Data Team

Overview

Modern research projects are vast and complex and incorporate many partner, funder, and publisher requirements. The Data Team works to fill the information gap at Global TIES for Children to develop and use data products for internal and external teams.

  • The Data Team responds to two major needs:

    1. The need for timely and accurate datasets that meet FAIR standards and allow for replication and reuse

    2. The need for deliberate engagement with emerging open science and data security principles and practices

    The Data Team presents an opportunity to meet these needs via innovation through application of new technologies, software, and methods (e.g. machine learning). More and more publishers are requiring datasets for publication that require these needs. We strive to have our datasets follow a “TIES” standard and format that allow them to be recognized as a Global TIES for Children public good. We aim to advance the development and practice of these standards in the EiE realm.

  • The Data Team answers these needs by thoroughly integrating into the research lifecycle.
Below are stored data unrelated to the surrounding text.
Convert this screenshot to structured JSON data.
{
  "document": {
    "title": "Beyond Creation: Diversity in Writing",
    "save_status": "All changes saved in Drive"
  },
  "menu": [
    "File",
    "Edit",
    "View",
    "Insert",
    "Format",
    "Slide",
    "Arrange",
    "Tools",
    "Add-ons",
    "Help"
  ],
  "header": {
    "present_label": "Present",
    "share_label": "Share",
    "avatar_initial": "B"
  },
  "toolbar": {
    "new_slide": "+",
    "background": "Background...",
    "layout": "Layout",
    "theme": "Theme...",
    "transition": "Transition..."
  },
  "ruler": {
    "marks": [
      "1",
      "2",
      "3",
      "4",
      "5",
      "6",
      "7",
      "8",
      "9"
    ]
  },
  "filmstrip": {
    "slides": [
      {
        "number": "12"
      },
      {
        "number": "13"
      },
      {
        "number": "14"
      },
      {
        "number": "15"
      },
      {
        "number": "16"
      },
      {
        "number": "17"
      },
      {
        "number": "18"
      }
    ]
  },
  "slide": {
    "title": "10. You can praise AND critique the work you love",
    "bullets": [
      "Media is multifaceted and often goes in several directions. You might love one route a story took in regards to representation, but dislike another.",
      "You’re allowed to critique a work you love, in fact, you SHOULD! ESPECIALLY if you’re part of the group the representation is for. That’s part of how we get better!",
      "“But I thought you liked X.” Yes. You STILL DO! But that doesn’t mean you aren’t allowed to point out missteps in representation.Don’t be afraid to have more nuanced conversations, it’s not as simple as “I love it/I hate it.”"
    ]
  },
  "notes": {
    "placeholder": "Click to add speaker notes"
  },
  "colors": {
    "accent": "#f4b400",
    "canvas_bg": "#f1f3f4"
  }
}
We offer a handful of services for research teams to meet these needs:

    1. Pre- and post-award support: Draft, review, and provide feedback on data use agreements, IP terms, and data sharing provisions in contracts

    2. Data collection support: Consult with research teams on KoBo/data collection software programming to reduce manual entry errors, provide guidance on nightly checks, etc.

    3. Dataset production for internal use: Data harmonization, verification, and production of datasets within:

      • At most 1 month for nightly data for preliminary analysis

      • At most 3 months for analysis data for publishable analyses

    4. Basic descriptive analyses and reports: Production of descriptive reports (e.g., item and scale descriptives, data visualizations) that can be used internally and shared with partners; can link to psychometric report packages

    5. Active data curation:

      • Production and dissemination of datasets that meet replication and reuse standards and adhere to FAIR standards

      • Promotes cross-Center coherence in our internally- and externally-shared data

    6. Internal capacity strengthening:

      • Centralized information management with off-the-shelf or custom tooling, including the Item Bank for cross-project investigation

      • Workshops and targeted support on R, Git, data dashboards, citation metrics, etc.

    7. External capacity strengthening: Modules on data standards and database basics

    8. Innovation iteration: Application of data science principles and technologies to research team problem

    9. Research impact: Creating and adapting analytic, predictive modeling, and data visualization tools to measure the impact of TIES publications, datasets, reports and etc in comparison to academic field and SDG benchmarks

Spotlight

NYU-TIES featured at the Research Data and Assess Preservation Virtual Summit 2023

NYU-TIES' Senior Data Associate Daniel Woulfin was one of the panelists on the Data Curation panel at the Research Data and Assess Preservation Virtual Summit 2023, alongside other data curation experts from Penn State University, ICPSR at University of Michigan Institute for Social Research, and the University of Michigan. Daniel gave a lightning talk on his open source web application ,diyddi, which allows researchers to curate their own dataset metadata and generate codebooks and documentation.